Sobre Los incapaces, de Alberto Montero. Por Ramiro Quintana para La Nación.
No detenerse. Escribir "a como salga", pero no detenerse.
Ésa es la premisa del narrador de Los incapaces, T. Monroe, anagrama del
apellido del autor. Detenerse implicaría para él, que es, además de un analista
de cierto renombre, un contumaz escritor fracasado -lo acosan novelas
encajonadas y proyectos inconclusos-, no poder recomenzar, que sus asociaciones
terminen por perder todo hilván. De allí, pues, que esta novela, la primera
publicada por Alberto Montero (Buenos Aires, 1954), y cuya extensión orilla las
cuatrocientas páginas, se componga de un único párrafo y, más aún, de una única
frase. Tan sólo un punto y seguido podría obturar ese torrente discursivo, que
rezuma, en franco in crescendo, desesperación y repugnancia.
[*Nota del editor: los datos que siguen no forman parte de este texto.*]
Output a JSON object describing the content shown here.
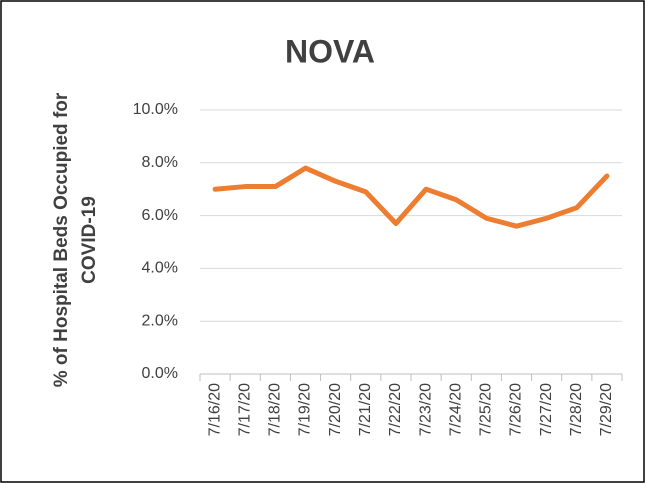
{
  "chart_data": {
    "type": "line",
    "title": "NOVA",
    "y_label": [
      "% of Hospital Beds Occupied for",
      "COVID-19"
    ],
    "categories": [
      "7/16/20",
      "7/17/20",
      "7/18/20",
      "7/19/20",
      "7/20/20",
      "7/21/20",
      "7/22/20",
      "7/23/20",
      "7/24/20",
      "7/25/20",
      "7/26/20",
      "7/27/20",
      "7/28/20",
      "7/29/20"
    ],
    "values": [
      7.0,
      7.1,
      7.1,
      7.8,
      7.3,
      6.9,
      5.7,
      7.0,
      6.6,
      5.9,
      5.6,
      5.9,
      6.3,
      7.5
    ],
    "color": "#ed7d31",
    "ylim": [
      0,
      10
    ],
    "yticks": [
      {
        "value": 0,
        "label": "0.0%"
      },
      {
        "value": 2,
        "label": "2.0%"
      },
      {
        "value": 4,
        "label": "4.0%"
      },
      {
        "value": 6,
        "label": "6.0%"
      },
      {
        "value": 8,
        "label": "8.0%"
      },
      {
        "value": 10,
        "label": "10.0%"
      }
    ],
    "grid": true
  }
}
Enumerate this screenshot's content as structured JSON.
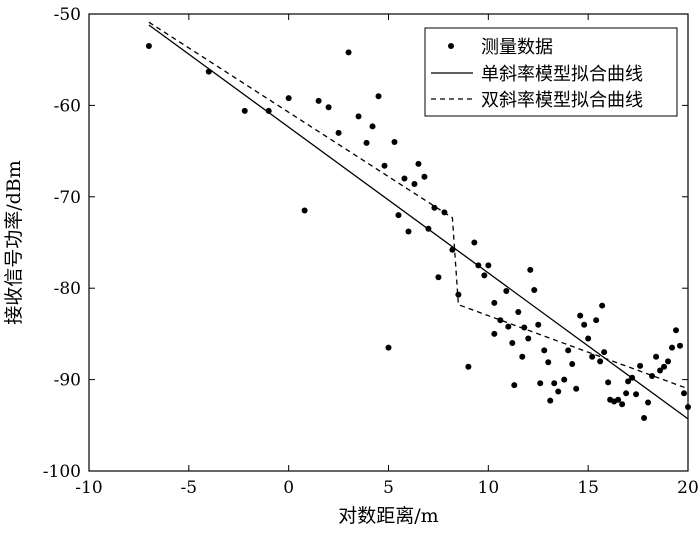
{
  "chart_data": {
    "type": "scatter",
    "xlabel": "对数距离/m",
    "ylabel": "接收信号功率/dBm",
    "xlim": [
      -10,
      20
    ],
    "ylim": [
      -100,
      -50
    ],
    "xticks": [
      "-10",
      "-5",
      "0",
      "5",
      "10",
      "15",
      "20"
    ],
    "yticks": [
      "-100",
      "-90",
      "-80",
      "-70",
      "-60",
      "-50"
    ],
    "grid": false,
    "legend_position": "top-right",
    "series": [
      {
        "name": "测量数据",
        "kind": "scatter",
        "color": "#000000",
        "points": [
          [
            -7.0,
            -53.5
          ],
          [
            -4.0,
            -56.3
          ],
          [
            -2.2,
            -60.6
          ],
          [
            -1.0,
            -60.6
          ],
          [
            0.0,
            -59.2
          ],
          [
            0.8,
            -71.5
          ],
          [
            1.5,
            -59.5
          ],
          [
            2.0,
            -60.2
          ],
          [
            2.5,
            -63.0
          ],
          [
            3.0,
            -54.2
          ],
          [
            3.5,
            -61.2
          ],
          [
            3.9,
            -64.1
          ],
          [
            4.2,
            -62.3
          ],
          [
            4.5,
            -59.0
          ],
          [
            4.8,
            -66.6
          ],
          [
            5.0,
            -86.5
          ],
          [
            5.3,
            -64.0
          ],
          [
            5.5,
            -72.0
          ],
          [
            5.8,
            -68.0
          ],
          [
            6.0,
            -73.8
          ],
          [
            6.3,
            -68.6
          ],
          [
            6.5,
            -66.4
          ],
          [
            6.8,
            -67.8
          ],
          [
            7.0,
            -73.5
          ],
          [
            7.3,
            -71.2
          ],
          [
            7.5,
            -78.8
          ],
          [
            7.8,
            -71.7
          ],
          [
            8.2,
            -75.8
          ],
          [
            8.5,
            -80.7
          ],
          [
            9.0,
            -88.6
          ],
          [
            9.3,
            -75.0
          ],
          [
            9.5,
            -77.5
          ],
          [
            9.8,
            -78.6
          ],
          [
            10.0,
            -77.5
          ],
          [
            10.3,
            -81.6
          ],
          [
            10.3,
            -85.0
          ],
          [
            10.6,
            -83.5
          ],
          [
            10.9,
            -80.3
          ],
          [
            11.0,
            -84.2
          ],
          [
            11.2,
            -86.0
          ],
          [
            11.3,
            -90.6
          ],
          [
            11.5,
            -82.6
          ],
          [
            11.7,
            -87.5
          ],
          [
            11.8,
            -84.3
          ],
          [
            12.0,
            -85.5
          ],
          [
            12.1,
            -78.0
          ],
          [
            12.3,
            -80.2
          ],
          [
            12.5,
            -84.0
          ],
          [
            12.6,
            -90.4
          ],
          [
            12.8,
            -86.8
          ],
          [
            13.0,
            -88.1
          ],
          [
            13.1,
            -92.3
          ],
          [
            13.3,
            -90.4
          ],
          [
            13.5,
            -91.3
          ],
          [
            13.8,
            -90.0
          ],
          [
            14.0,
            -86.8
          ],
          [
            14.2,
            -88.3
          ],
          [
            14.4,
            -91.0
          ],
          [
            14.6,
            -83.0
          ],
          [
            14.8,
            -84.0
          ],
          [
            15.0,
            -85.5
          ],
          [
            15.2,
            -87.5
          ],
          [
            15.4,
            -83.5
          ],
          [
            15.6,
            -88.0
          ],
          [
            15.7,
            -81.9
          ],
          [
            15.8,
            -87.0
          ],
          [
            16.0,
            -90.3
          ],
          [
            16.1,
            -92.2
          ],
          [
            16.3,
            -92.4
          ],
          [
            16.5,
            -92.2
          ],
          [
            16.7,
            -92.7
          ],
          [
            16.9,
            -91.5
          ],
          [
            17.0,
            -90.2
          ],
          [
            17.2,
            -89.8
          ],
          [
            17.4,
            -91.6
          ],
          [
            17.6,
            -88.5
          ],
          [
            17.8,
            -94.2
          ],
          [
            18.0,
            -92.5
          ],
          [
            18.2,
            -89.6
          ],
          [
            18.4,
            -87.5
          ],
          [
            18.6,
            -89.0
          ],
          [
            18.8,
            -88.6
          ],
          [
            19.0,
            -88.0
          ],
          [
            19.2,
            -86.5
          ],
          [
            19.4,
            -84.6
          ],
          [
            19.6,
            -86.3
          ],
          [
            19.8,
            -91.5
          ],
          [
            20.0,
            -93.0
          ]
        ]
      },
      {
        "name": "单斜率模型拟合曲线",
        "kind": "line",
        "style": "solid",
        "color": "#000000",
        "points": [
          [
            -7.0,
            -51.2
          ],
          [
            20.0,
            -94.3
          ]
        ]
      },
      {
        "name": "双斜率模型拟合曲线",
        "kind": "line",
        "style": "dashed",
        "color": "#000000",
        "points": [
          [
            -7.0,
            -50.9
          ],
          [
            8.2,
            -72.3
          ],
          [
            8.5,
            -81.8
          ],
          [
            20.0,
            -91.0
          ]
        ]
      }
    ]
  }
}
T. Monroe está en una situación límite, encerrado en su casa
suburbana, una "desviación mental constructivo-arquitectónica" que él
mismo construyó, que lo acicatea a escribir sin parar. Ricardo Zelarayán decía
que "la poesía exige una situación límite, una de no poder aguantar más.
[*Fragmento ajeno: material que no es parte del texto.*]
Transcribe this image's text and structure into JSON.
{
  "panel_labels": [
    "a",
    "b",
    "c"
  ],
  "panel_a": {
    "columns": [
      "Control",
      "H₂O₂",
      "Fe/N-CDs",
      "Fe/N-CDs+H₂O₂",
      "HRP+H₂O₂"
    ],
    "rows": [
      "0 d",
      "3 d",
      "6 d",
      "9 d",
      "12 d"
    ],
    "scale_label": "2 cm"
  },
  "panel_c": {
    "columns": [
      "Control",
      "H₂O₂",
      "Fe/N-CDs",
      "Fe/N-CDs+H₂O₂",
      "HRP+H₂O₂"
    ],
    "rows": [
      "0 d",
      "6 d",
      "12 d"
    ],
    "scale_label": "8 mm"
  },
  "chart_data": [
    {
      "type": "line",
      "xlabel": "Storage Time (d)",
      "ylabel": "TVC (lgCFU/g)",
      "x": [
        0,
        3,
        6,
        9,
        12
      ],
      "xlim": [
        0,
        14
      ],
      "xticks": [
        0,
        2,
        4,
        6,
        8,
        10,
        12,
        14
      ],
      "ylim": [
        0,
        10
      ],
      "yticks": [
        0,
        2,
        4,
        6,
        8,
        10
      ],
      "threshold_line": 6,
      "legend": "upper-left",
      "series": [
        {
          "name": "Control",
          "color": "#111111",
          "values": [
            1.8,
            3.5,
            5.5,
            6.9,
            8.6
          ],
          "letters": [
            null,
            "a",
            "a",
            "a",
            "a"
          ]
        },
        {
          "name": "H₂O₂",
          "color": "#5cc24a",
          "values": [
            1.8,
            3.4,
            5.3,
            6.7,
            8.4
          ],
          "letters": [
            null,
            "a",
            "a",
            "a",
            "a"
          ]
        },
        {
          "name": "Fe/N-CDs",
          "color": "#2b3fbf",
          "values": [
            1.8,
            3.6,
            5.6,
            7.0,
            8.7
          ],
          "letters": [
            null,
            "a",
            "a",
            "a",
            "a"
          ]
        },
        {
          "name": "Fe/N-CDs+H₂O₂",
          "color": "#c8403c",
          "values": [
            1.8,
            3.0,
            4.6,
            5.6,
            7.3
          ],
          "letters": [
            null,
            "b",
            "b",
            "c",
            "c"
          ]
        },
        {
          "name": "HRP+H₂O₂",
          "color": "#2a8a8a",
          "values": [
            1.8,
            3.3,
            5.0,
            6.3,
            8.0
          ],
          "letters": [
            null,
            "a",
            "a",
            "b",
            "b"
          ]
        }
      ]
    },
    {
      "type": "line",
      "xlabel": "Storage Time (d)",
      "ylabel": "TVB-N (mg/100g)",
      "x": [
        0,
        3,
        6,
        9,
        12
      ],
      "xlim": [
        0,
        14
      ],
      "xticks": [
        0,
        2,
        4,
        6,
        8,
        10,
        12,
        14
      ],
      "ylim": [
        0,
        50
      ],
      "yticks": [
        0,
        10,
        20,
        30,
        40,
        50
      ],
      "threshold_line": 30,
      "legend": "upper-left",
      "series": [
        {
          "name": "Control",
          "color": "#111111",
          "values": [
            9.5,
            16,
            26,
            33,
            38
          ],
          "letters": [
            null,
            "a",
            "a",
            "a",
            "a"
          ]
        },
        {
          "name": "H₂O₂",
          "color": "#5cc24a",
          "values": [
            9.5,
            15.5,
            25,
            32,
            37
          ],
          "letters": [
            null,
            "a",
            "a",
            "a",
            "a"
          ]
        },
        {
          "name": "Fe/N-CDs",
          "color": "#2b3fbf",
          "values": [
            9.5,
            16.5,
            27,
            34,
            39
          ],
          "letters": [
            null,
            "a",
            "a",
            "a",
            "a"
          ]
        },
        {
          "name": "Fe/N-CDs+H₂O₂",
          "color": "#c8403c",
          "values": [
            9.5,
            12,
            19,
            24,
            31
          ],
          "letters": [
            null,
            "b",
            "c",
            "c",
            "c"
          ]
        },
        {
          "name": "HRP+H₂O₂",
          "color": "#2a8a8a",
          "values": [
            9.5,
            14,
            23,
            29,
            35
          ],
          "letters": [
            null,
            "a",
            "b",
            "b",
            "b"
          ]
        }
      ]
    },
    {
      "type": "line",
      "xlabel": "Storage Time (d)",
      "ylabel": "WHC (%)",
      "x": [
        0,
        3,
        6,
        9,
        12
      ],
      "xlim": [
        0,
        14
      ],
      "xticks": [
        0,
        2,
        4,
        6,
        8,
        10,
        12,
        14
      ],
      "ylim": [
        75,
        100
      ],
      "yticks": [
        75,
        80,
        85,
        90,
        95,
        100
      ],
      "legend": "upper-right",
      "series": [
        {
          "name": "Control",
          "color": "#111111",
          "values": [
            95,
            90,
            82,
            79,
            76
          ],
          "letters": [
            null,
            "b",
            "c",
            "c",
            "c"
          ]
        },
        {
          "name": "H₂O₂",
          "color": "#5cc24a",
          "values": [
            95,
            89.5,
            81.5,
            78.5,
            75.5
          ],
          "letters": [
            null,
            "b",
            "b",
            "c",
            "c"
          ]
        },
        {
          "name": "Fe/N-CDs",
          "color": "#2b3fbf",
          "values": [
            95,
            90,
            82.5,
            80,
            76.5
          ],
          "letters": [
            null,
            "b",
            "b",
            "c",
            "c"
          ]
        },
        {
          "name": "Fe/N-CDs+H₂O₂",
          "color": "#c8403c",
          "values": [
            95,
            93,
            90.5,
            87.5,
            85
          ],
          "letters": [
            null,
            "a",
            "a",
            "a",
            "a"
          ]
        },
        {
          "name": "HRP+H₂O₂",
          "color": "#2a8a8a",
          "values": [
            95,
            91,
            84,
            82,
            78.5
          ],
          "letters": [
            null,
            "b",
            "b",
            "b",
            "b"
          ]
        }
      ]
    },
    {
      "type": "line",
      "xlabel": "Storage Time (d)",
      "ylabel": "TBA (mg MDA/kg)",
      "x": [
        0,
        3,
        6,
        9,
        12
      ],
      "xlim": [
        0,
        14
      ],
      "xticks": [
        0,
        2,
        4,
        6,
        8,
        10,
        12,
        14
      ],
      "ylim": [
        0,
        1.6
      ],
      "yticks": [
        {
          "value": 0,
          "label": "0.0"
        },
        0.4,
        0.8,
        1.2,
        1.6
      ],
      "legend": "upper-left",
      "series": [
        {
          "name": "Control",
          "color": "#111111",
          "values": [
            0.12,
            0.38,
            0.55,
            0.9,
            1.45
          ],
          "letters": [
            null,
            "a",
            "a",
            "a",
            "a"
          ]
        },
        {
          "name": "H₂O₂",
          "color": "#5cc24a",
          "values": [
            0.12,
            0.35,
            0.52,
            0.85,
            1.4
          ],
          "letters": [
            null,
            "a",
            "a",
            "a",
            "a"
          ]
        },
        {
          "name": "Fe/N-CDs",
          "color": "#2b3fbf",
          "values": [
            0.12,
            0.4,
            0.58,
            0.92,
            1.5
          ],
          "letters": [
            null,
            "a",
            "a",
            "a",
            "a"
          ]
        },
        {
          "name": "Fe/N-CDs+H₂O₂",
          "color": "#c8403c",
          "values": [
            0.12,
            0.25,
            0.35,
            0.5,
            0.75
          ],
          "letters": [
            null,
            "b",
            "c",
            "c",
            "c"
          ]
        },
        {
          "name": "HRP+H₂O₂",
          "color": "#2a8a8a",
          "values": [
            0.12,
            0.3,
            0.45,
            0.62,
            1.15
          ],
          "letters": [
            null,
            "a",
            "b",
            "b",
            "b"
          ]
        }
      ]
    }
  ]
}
algo entre el lenguaje y el grito". Ésa es la exigencia a la que responde
la prosa de Los incapaces. Sin embargo, lo que da cauce a la escritura es la
adopción, por parte de T. Monroe, del estilo de su muy admirado Thomas
Bernhard, adopción a la que denomina "mis maneras bernhardianas de hacerme
a la palabra escrita". En efecto, aquí están los rasgos estilísticos del
autor austríaco: la recursividad de los motivos, las concatenaciones rampantes
y la modulación sinuosa tributaria de la profusión de comas. Y, como en sus
novelas, priman la exageración y la injuria. El narrador de Extinción, novela
de Bernhard, planteaba que el arte de la exageración es, en definitiva, lo que
permite soportar la existencia.
Y la existencia de T. Monroe es exageradamente penosa,
empezando por su familia de origen, pasando por sus relaciones sentimentales y
profesionales, hasta su imposibilidad para lograr "una producción
novelística de calidad". En el centro está enquistada la figura del padre,
Manny, hombre depravado en vida, que ahora, ya fallecido, sigue rondándolo
"para no morir del todo". Lo único bueno que parece haber en la vida
de T. Monroe es Farley, su hijo. Nombres, los de Los incapaces, que remiten sin
excepción a la lengua inglesa. No sólo en el caso de los personajes, sino
también en el de las ciudades. De hecho, T. Monroe vive en Clayburg, que de
anglosajona tiene sólo el nombre y, en cambio, mucho del conurbano bonaerense.
Resulta una operación destacable, que le permite a Montero pintar el sitio en
toda su horribilidad, lo que quizá no habría conseguido si hubiera apelado a la
toponimia vernácula. Sin ocultar la hoja de calcar, Montero ha escrito un
artefacto literario de inusitada potencia.